Authors: Haruki Higashimori, Víctor M Blanco, Vengopal Raju Tuniki, John R Falck, Jessica A Filosa
Journal, date & volume: Am. J. Physiol., Cell Physiol., 2010 Nov , 299, C1068-78
PubMed link: http://www.ncbi.nlm.nih.gov/pubmed/20844244
Abstract
Epoxyeicosatrienoic acids (EETs), synthesized and released by astrocytes in response to glutamate, are known to play a pivotal role in neurovascular coupling. In vascular smooth muscle cells (VSMC), EETs activate large-conductance, Ca(2+)-activated K(+) (BK) channels resulting in hyperpolarization and vasodilation.
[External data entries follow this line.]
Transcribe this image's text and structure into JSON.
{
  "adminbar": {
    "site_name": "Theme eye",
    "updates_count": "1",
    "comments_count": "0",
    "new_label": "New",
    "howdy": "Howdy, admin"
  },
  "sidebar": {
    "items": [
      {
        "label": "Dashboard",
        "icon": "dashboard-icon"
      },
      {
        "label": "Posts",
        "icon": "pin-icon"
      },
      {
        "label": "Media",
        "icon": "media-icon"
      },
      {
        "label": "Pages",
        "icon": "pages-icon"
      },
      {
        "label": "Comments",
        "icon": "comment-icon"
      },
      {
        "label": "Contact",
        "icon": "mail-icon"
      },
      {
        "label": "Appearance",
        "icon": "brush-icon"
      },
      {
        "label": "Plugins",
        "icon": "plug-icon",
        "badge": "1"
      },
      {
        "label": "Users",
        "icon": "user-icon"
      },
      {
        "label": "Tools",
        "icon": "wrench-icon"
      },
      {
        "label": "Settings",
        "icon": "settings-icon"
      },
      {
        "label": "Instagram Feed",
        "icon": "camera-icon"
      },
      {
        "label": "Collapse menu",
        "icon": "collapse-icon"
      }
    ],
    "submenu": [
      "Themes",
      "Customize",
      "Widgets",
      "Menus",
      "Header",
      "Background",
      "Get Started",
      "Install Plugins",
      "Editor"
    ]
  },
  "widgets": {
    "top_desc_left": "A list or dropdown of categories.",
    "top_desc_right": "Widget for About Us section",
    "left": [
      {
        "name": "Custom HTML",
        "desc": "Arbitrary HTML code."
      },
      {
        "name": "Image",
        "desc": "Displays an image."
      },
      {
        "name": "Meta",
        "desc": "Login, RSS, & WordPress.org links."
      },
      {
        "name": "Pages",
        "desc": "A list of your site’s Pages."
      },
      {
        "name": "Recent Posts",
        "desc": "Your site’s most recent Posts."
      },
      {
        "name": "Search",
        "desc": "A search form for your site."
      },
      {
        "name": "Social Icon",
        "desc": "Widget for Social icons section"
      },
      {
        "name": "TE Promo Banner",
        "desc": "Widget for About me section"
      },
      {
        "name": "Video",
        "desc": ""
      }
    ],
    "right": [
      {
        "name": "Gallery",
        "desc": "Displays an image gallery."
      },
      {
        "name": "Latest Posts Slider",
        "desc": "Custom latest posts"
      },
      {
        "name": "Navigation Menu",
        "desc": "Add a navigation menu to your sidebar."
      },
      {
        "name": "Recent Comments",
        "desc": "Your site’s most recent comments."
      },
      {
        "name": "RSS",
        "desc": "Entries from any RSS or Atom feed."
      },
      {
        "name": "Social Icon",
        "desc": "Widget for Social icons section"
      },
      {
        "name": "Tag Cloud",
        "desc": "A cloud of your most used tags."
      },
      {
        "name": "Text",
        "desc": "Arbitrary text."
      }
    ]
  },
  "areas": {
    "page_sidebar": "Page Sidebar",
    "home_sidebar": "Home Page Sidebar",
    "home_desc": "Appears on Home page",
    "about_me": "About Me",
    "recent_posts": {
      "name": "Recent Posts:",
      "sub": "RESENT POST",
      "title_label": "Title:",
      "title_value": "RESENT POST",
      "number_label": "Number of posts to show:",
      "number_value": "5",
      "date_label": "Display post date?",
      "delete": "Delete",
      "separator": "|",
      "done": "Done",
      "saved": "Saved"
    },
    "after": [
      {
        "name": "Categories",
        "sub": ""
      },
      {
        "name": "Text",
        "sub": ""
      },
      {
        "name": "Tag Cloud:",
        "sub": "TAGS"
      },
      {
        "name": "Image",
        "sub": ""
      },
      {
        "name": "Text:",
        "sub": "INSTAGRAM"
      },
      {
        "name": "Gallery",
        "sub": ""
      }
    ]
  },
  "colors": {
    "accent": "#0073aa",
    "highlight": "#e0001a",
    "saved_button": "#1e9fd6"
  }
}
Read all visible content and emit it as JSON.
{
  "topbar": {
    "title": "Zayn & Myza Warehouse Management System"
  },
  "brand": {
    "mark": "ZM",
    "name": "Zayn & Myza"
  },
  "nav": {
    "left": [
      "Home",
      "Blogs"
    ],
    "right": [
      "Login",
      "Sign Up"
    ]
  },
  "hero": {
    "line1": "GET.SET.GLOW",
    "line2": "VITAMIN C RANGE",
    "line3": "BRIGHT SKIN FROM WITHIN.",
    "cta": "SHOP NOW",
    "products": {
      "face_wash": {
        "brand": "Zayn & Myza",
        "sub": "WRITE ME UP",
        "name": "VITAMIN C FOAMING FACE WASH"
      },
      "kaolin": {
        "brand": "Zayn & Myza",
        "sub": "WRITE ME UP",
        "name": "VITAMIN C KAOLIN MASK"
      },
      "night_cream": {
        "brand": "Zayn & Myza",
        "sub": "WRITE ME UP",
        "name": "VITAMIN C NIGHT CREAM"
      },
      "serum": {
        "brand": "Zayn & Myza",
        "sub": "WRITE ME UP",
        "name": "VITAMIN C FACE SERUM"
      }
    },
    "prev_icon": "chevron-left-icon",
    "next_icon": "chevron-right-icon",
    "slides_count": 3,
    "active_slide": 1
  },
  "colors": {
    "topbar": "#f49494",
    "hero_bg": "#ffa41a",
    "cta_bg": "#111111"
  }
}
However, the functional role and mechanism of action for glial-derived EETs are still to be determined. In this study, we evaluated the effect of the synthetic EET analog 11-nonyloxy-undec-8(Z)-enoic acid (NUD-GA) on outward K(+) currents mediated by calcium-activated K(+) channels. Addition of NUD-GA significantly increased intracellular Ca(2+) and outward K(+) currents in perivascular astrocytes. NUD-GA-induced currents were significantly inhibited by BK channel blockers paxilline and tetraethylammonium (TEA) (23.4 ± 2.4%; P < 0.0005). Similarly, NUD-GA-induced currents were also significantly inhibited in the presence of the small-conductance Ca(2+)-activated K(+) channel inhibitor apamin along with a combination of blockers against glutamate receptors (12.8 ± 2.70%; P < 0.05). No changes in outward currents were observed in the presence of the channel blocker for intermediate-conductance K(+) channels TRAM-34. Blockade of the endogenous production of EETs with N-methylsulfonyl-6-(2-propargyloxyphenyl)hexanamide (MS-PPOH) significantly blunted (dl)-1-aminocyclopentane-trans-1,3-dicarboxylic acid (t-ACPD)-induced outward K(+) currents (P < 0.05; n = 6). Both NUD-GA and t-ACPD significantly increased BK channel single open probability; the later was blocked following MS-PPOH incubation. Our data supports the idea that EETs are potent K(+) channel modulators in cortical perivascular astrocytes and further suggest that these metabolites may participate in NVC by modulating the levels of K(+) released at the gliovascular space.